Performance Enhancement of Systems using Emerging Memory Technologies

Abstract

Emerging memory technologies such as 3D-stacked memory or STT-RAM have higher density than traditional SRAM technology. As a result, these new memory technologies have recently been integrated with processors on the same chip or in the same package. These integrated emerging memory technologies provide more capacity to the processors than traditional SRAMs. Therefore, in order to improve the performance of the chip or the package, it is also important to effectively manage the memories as well as improve the performance of the processors themselves.

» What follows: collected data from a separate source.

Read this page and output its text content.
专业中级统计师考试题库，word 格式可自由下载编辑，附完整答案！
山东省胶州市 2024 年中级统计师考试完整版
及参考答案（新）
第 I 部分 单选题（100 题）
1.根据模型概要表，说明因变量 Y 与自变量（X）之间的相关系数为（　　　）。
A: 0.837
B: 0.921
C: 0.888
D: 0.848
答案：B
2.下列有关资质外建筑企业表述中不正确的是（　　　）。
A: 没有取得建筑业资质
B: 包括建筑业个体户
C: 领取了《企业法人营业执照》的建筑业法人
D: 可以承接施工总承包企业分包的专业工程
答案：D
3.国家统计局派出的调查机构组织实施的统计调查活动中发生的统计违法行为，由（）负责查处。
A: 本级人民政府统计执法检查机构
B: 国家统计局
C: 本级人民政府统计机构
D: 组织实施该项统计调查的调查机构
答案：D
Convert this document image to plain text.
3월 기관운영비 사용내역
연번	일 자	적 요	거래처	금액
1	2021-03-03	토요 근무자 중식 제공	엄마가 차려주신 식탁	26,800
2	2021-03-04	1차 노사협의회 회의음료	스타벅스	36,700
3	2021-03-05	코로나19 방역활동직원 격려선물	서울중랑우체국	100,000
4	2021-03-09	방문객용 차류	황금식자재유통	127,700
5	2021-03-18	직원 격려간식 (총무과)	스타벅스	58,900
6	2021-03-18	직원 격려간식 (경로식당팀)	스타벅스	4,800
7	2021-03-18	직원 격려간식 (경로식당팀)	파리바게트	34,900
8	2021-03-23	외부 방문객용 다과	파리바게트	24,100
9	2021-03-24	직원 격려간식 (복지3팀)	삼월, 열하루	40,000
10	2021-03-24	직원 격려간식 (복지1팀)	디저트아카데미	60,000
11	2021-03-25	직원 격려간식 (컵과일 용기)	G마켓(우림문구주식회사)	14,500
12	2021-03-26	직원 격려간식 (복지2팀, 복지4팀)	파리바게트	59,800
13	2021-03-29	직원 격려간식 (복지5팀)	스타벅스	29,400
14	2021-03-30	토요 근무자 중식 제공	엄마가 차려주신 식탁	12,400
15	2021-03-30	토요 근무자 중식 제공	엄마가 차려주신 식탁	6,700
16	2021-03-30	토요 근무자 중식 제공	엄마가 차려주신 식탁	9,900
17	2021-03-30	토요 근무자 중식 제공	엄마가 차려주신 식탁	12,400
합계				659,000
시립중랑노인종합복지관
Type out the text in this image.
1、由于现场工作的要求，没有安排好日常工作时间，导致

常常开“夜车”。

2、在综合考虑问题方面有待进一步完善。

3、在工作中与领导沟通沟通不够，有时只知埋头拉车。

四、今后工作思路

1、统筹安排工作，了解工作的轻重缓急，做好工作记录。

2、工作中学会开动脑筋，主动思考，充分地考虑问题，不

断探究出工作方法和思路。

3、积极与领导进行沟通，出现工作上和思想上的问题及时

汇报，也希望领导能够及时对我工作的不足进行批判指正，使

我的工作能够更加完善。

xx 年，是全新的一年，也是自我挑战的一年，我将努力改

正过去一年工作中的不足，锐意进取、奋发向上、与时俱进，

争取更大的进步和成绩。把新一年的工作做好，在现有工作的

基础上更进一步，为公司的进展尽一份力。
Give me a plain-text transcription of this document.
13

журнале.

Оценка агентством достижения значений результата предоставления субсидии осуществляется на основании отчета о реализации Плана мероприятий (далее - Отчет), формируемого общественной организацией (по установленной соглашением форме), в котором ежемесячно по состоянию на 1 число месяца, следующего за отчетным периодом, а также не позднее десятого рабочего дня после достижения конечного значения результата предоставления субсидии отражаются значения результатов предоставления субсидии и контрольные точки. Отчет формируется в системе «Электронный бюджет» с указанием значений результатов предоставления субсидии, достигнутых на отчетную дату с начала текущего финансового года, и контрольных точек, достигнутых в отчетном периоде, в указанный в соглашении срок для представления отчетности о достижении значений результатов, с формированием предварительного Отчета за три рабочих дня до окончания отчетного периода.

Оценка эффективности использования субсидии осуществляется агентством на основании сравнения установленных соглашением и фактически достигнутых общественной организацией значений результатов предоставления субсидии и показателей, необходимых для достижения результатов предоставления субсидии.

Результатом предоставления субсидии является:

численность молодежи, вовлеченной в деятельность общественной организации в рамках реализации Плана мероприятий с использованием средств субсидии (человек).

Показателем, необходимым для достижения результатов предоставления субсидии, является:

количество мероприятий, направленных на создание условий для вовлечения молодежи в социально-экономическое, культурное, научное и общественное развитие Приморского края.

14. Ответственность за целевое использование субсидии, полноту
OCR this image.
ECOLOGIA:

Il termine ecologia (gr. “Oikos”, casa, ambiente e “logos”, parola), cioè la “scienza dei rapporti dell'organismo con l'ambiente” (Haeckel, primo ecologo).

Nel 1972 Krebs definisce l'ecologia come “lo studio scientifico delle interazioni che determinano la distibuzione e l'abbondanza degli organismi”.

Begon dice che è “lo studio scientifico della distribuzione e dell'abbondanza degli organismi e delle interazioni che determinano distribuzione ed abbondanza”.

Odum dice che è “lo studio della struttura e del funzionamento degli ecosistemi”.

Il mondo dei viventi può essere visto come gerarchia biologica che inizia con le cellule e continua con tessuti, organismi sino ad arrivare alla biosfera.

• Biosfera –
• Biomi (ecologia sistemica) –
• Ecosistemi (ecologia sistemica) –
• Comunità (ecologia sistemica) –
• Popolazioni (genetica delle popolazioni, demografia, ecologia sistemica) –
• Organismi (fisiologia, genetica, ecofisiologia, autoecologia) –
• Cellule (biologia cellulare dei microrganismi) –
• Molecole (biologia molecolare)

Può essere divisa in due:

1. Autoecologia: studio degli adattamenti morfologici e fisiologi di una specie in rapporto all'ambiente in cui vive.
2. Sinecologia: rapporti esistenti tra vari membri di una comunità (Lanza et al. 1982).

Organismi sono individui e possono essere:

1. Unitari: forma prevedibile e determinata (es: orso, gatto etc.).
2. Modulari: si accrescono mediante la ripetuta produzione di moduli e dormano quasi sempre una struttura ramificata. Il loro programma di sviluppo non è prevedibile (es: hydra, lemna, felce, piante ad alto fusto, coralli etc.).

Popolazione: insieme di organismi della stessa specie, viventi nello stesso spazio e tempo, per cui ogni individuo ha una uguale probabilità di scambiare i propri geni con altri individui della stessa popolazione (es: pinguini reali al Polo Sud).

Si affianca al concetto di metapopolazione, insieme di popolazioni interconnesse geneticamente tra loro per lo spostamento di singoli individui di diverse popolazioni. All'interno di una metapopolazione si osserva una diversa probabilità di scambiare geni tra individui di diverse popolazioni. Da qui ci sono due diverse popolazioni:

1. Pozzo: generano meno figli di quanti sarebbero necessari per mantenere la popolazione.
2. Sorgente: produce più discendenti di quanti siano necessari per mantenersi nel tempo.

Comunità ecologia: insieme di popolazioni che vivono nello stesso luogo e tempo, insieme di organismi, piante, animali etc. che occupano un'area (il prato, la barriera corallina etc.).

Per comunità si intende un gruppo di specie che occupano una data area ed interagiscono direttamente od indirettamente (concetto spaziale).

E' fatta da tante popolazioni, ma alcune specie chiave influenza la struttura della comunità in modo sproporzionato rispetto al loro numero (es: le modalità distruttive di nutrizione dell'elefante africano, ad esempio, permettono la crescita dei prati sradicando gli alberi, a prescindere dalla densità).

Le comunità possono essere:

This dissertation researches two approaches to improve the performance of systems in which processors and emerging memories are integrated on a single chip or in a single package. The first part of this dissertation focuses on improving the performance of a system in which 3D-stacked memory is integrated with the processor in a package, assuming that the processor is generic and the memory access pattern is not predefined. A DRAM cache technique is proposed, which combines the previous approaches in a synergistic way by devising a module called dirty-block tracker to maintain dirtiness of each block in a dirty-region. The approach avoids unnecessary tag checking for a write operation if the corresponding block in the cache is not dirty. Simulation results show that the proposed technique achieves significant performance improvement on average over the state-of-the-art DRAM cache technique.

The second part of this dissertation focuses on improving the performance of a system in which an accelerator and STT-RAM are integrated on a single chip, assuming that certain algorithms, called deep neural networks, are processed on this system. A high-performance, energy-efficient accelerator is designed considering the characteristics of the neural network. While negative inputs for ReLU are useless, it consumes a lot of computing power to calculate them for deep neural networks. A computation pruning technique is proposed that detects at an early stage that the result of a sum of products will be negative by adopting an inverted two's complement expression for weights and a bit-serial sum of products. Therefore, it can skip a large amount of computations for negative results and simply set the ReLU outputs to zero. Moreover, a DNN accelerator architecture is devised that can efficiently apply the proposed technique. The evaluation shows that the accelerator using the computation pruning through early negative detection technique significantly improves the energy efficiency and the performance.